3. In the present, sprint and rest
Triggering each of these inflection points requires working in a different way than you’re likely used to. As is the case with the forecasting paradigm, our default work mode tends to be linear and incremental in nature. But since our dream lives are paradigms away from our present one, this won’t work.
In trying to grab drinks with Elon Musk, there are no amount of steps that incrementally get you to 100% success. The only thing you can do is increase the probability of success without actually moving closer to achieving your goal.
You’ll have to ask Elon, likely over and over again, and then maybe one day if he’s in a good mood and has free time, he’ll say yes (especially if you’re a senior employee at Tesla/SpaceX and not a stranger). You failed, failed, failed and then one day suddenly succeeded.
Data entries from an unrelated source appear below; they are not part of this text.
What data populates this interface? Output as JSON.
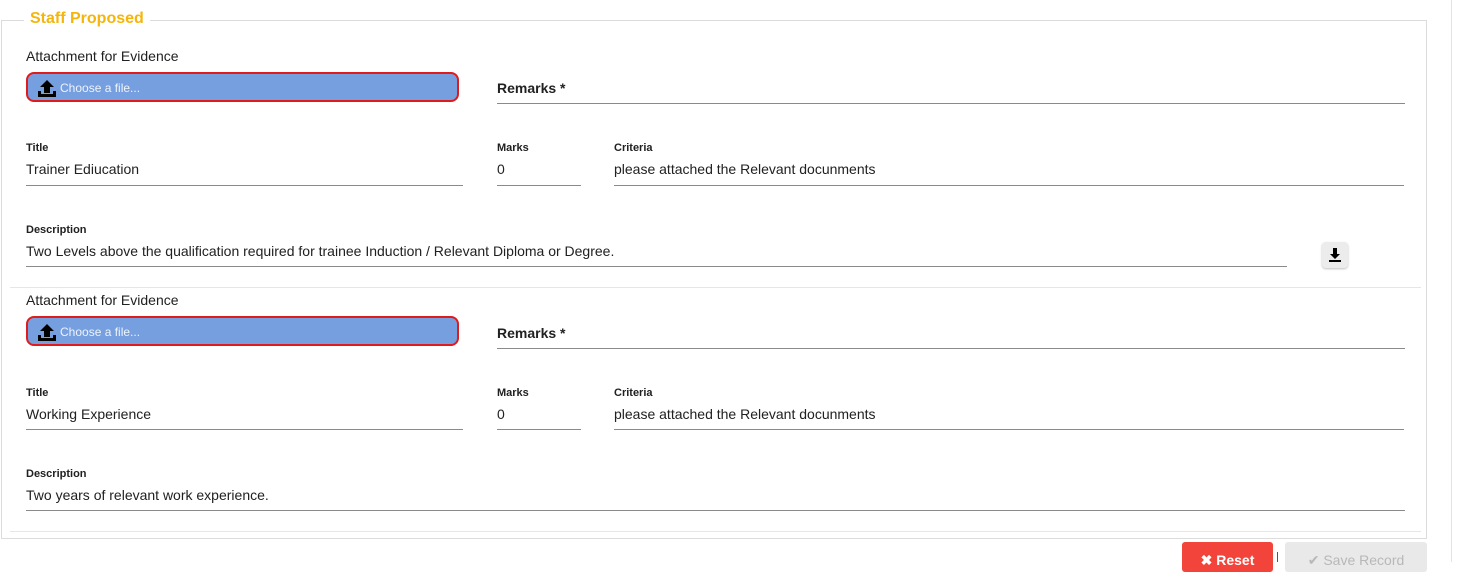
{
  "section": {
    "legend": "Staff Proposed"
  },
  "records": [
    {
      "attachment_label": "Attachment for Evidence",
      "file_placeholder": "Choose a file...",
      "remarks_label": "Remarks *",
      "title_label": "Title",
      "title_value": "Trainer Ediucation",
      "marks_label": "Marks",
      "marks_value": "0",
      "criteria_label": "Criteria",
      "criteria_value": "please attached the Relevant docunments",
      "description_label": "Description",
      "description_value": "Two Levels above the qualification required for trainee Induction / Relevant Diploma or Degree."
    },
    {
      "attachment_label": "Attachment for Evidence",
      "file_placeholder": "Choose a file...",
      "remarks_label": "Remarks *",
      "title_label": "Title",
      "title_value": "Working Experience",
      "marks_label": "Marks",
      "marks_value": "0",
      "criteria_label": "Criteria",
      "criteria_value": "please attached the Relevant docunments",
      "description_label": "Description",
      "description_value": "Two years of relevant work experience."
    }
  ],
  "actions": {
    "reset_label": "✖ Reset",
    "save_label": "✔ Save Record"
  },
  "colors": {
    "legend": "#f5b50a",
    "file_button": "#769fe0",
    "file_border": "#e01b1b",
    "reset": "#f2443a"
  },
  "icons": {
    "upload": "upload-icon",
    "download": "download-icon"
  }
}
You went from 0 → 100% suddenly rather than from 0 → 20% → 40% → 60% → 80% → 100%.
In contrast, run-of-the-mill tasks like mowing the lawn, eating a pie or completing a work project require a linear approach where you reach the finish line incrementally.
Ambitious goals require discrete jumps in progress so applying your efforts continuously and seeing no results for ages is a disillusioned approach. Rather, you should sprint towards that inflection point and then rest once you reach it, only to sprint again towards the next one.
By sprinting and resting, you can apply your max effort and focus to increase the odds of success and then rest and reassess once you succeed,
knowing your paradigm and situation is fundamentally different compared to where you were before. For instance, having a job after being unemployed is fundamentally different, not just an incremental update.
In summary, to reverse-engineer your dream life, you should:
- Determine your dream life first
- Work backwards to determine the inflection points required to get there
- Sprint to get to the inflection points and rest (and repeat)
Hopefully reading this convinced you that your dream life is within reach. All it takes is some vision and creativity to get there.